Incididunt nisi non nisi incididunt velit cillum magna commodo proident officia enim.

Voorkant Plato Verzameld Werk PLATO
Meno (Verzameld Werk, deel 1, editie Xaveer de Win)
Antwerpen / Baarn: Nederlandsche Boekhandel / Ambo, 1978;
ISBN 90 2890 3380 (DNB) / 90 2630 4242 (Ambo)

Het boek Meno gaat nadrukkelijk over de deugd. De leidende vraagstelling wordt meteen in het begin door Meno geformuleerd: kan de deugd onderwezen worden of via oefening verworven worden? of is de deugd door de natuur in mensen al of niet aanwezig? De thematiek is dus gelijk aan die van het boek Euthydemus. Socrates doet weer alsof hij van niets weet en stelt daarnaast opnieuw dat hij nog nooit iemand is tegengekomen die een antwoord had op die vragen. Of Meno maar zo vriendelijk wil zijn om zelf een antwoord te geven op zijn vragen.
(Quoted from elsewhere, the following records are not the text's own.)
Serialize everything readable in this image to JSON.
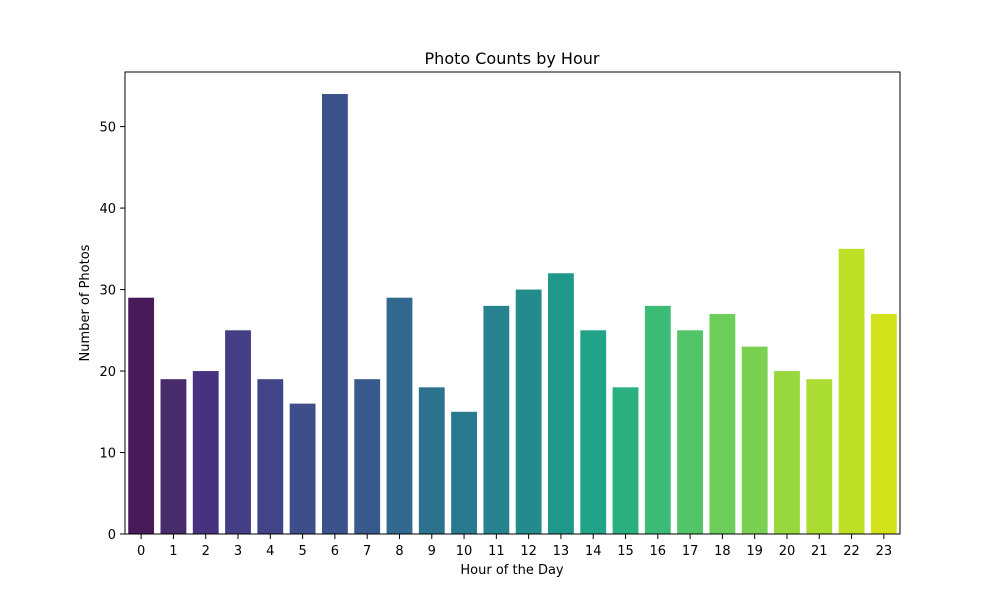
{
  "chart_data": {
    "type": "bar",
    "title": "Photo Counts by Hour",
    "xlabel": "Hour of the Day",
    "ylabel": "Number of Photos",
    "categories": [
      "0",
      "1",
      "2",
      "3",
      "4",
      "5",
      "6",
      "7",
      "8",
      "9",
      "10",
      "11",
      "12",
      "13",
      "14",
      "15",
      "16",
      "17",
      "18",
      "19",
      "20",
      "21",
      "22",
      "23"
    ],
    "values": [
      29,
      19,
      20,
      25,
      19,
      16,
      54,
      19,
      29,
      18,
      15,
      28,
      30,
      32,
      25,
      18,
      28,
      25,
      27,
      23,
      20,
      19,
      35,
      27
    ],
    "ylim": [
      0,
      56.7
    ],
    "yticks": [
      0,
      10,
      20,
      30,
      40,
      50
    ],
    "grid": false,
    "legend": false,
    "colormap": "viridis",
    "colors": [
      "#481a59",
      "#472b6a",
      "#46327e",
      "#433e85",
      "#414487",
      "#3d4e8a",
      "#3b528b",
      "#38598c",
      "#31688e",
      "#2c728e",
      "#29798e",
      "#26828e",
      "#228c8d",
      "#1f978b",
      "#20a386",
      "#2ab07f",
      "#3bbb75",
      "#52c569",
      "#6ccd5a",
      "#7ad151",
      "#97d83f",
      "#aadc32",
      "#bddf26",
      "#d2e21b"
    ]
  }
}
Allereerste punt is - als in eerdere dialogen - dat Meno allerlei verschillende deugden voor verschillende mensen noemt, maar niet het identieke in al die particuliere gevallen weergeeft (499). Hij beschrijft niet "het algemene karakter ervan"(500), geeft niet dezelfde eigenschappen zoals die in alle particuliere gevallen spelen, beschrijft niet hetzelfde in de veelheid, 'wat in al deze dingen hetzelfde is'. (502-3).
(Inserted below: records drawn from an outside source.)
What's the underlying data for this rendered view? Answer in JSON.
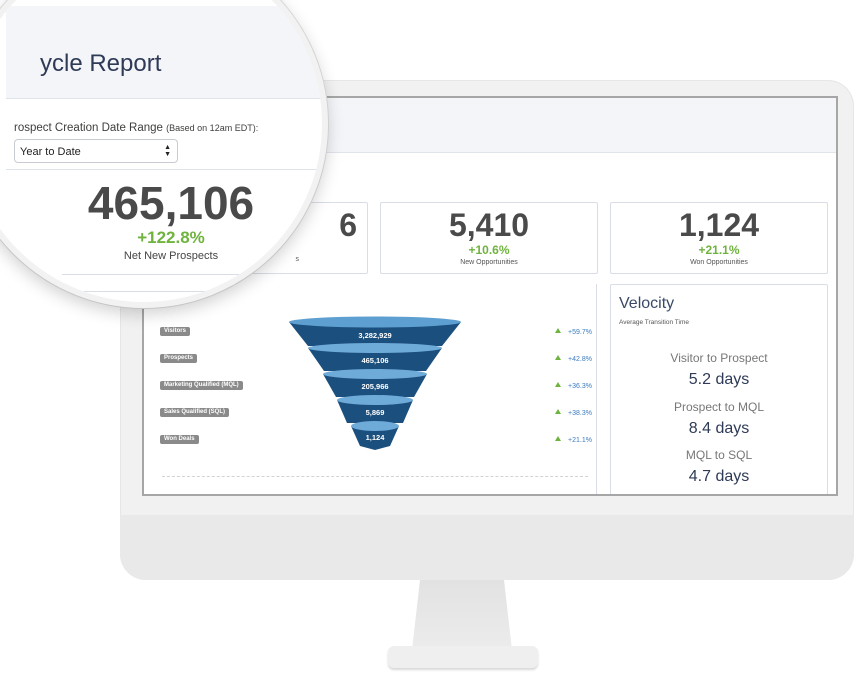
{
  "report": {
    "title": "ycle Report",
    "date_range_label": "rospect Creation Date Range",
    "date_range_note": "(Based on 12am EDT):",
    "date_range_value": "Year to Date"
  },
  "highlight": {
    "value": "465,106",
    "change": "+122.8%",
    "label": "Net New Prospects"
  },
  "metrics": [
    {
      "value": "5,410",
      "change": "+10.6%",
      "label": "New Opportunities"
    },
    {
      "value": "1,124",
      "change": "+21.1%",
      "label": "Won Opportunities"
    }
  ],
  "partial_metric": {
    "value_fragment": "6",
    "label_fragment": "s"
  },
  "funnel": {
    "stages": [
      {
        "label": "Visitors",
        "value": "3,282,929",
        "conversion": "+59.7%"
      },
      {
        "label": "Prospects",
        "value": "465,106",
        "conversion": "+42.8%"
      },
      {
        "label": "Marketing Qualified (MQL)",
        "value": "205,966",
        "conversion": "+36.3%"
      },
      {
        "label": "Sales Qualified (SQL)",
        "value": "5,869",
        "conversion": "+38.3%"
      },
      {
        "label": "Won Deals",
        "value": "1,124",
        "conversion": "+21.1%"
      }
    ],
    "colors": {
      "top": "#5d9fd1",
      "body": "#1b4f7e",
      "rim": "#7fb8e2"
    }
  },
  "velocity": {
    "title": "Velocity",
    "subtitle": "Average Transition Time",
    "items": [
      {
        "label": "Visitor to Prospect",
        "value": "5.2 days"
      },
      {
        "label": "Prospect to MQL",
        "value": "8.4 days"
      },
      {
        "label": "MQL to SQL",
        "value": "4.7 days"
      }
    ]
  },
  "colors": {
    "positive": "#6fb33e",
    "link": "#3b7bbf",
    "title": "#2e3a56"
  }
}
Meno definieert 'deugd' vervolgens als 'verlangen naar schoonheid, bij machte zijn zichzelf het schone te bezorgen' (507) Het schone willen is het goede willen, constateert Socrates. Blijkbaar is het dan ook mogelijk dat mensen het slechte willen, deels omdat ze denken dat dat het goede is, maar zelfs ook geregeld terwijl ze weten dat het het slechte is.

[Hier wordt dus weer gesproken over de kwestie dat het onmogelijk is het slechte te begeren / willen. Nu wordt dat wat verder uitgelegd. Citaat:]

"Dan is het ook duidelijk dat de mensen die het slechte niet kennen, dat slechte ook niet begeren. Wat ze begeren is: datgene wat ze voor goed houden, al is dat dan ook in werkelijkheid slecht. Bijgevolg: zij die van het slechte onkundig zijn en in de mening verkeren dat het goed is, begeren klaarblijkelijk het goede."(508)

[Alleen wordt weer zeer gemakkelijk heengestapt over dat mensen willens en wetens het slechte willen, ook al schaadt het hen.]

Er komt een aanvulling op de definitie van Meno en die wordt dan: 'het vermogen zichzelf het goede te bezorgen op rechtvaardige en vrome wijze'(509). Maar omdat rechtvaardigheid en vroomheid al gezien worden als onderdeel van de deugd leidt dat weer tot 'deugd als veelheid' in plaats van 'deugd voor wat ze eigenlijk is'.

[In feite dus weer een logische truc met taal: wanneer je eigenschappen gaat noemen van iets zit je nog op het spoor van de veelheid en benoem je niet wat het 'eigenlijk' is. 'Geheel' en 'deel' als woorden zijn gemakkelijk te misbruiken. Socrates is zich hier wel bewust van het logische probleem. Hij zegt tegen Meno:]

"Dat was nl. ook de reden, als ge het u nog herinnert, waarom we, toen ik u mijn antwoord gaf nopens de vorm, elke vorm van antwoord verwierpen waarin getgracht wordt het antwoord te formuleren door middel van begrippen die we nog aan het onderzoeken zijn en waarover we het nog niet eens zijn geworden. (...) Neen, altijd dient dezelfde vraag opnieuw te worden gesteld wat de deugd is, voordat ge erover kunt zeggen wat ge zegt [met gebruik van begrippen als rechtvaardigheid e.d. waarvan de definitie ook nog niet duidelijk is - GdG]. Of vindt ge dat ik onzin praat? "(511)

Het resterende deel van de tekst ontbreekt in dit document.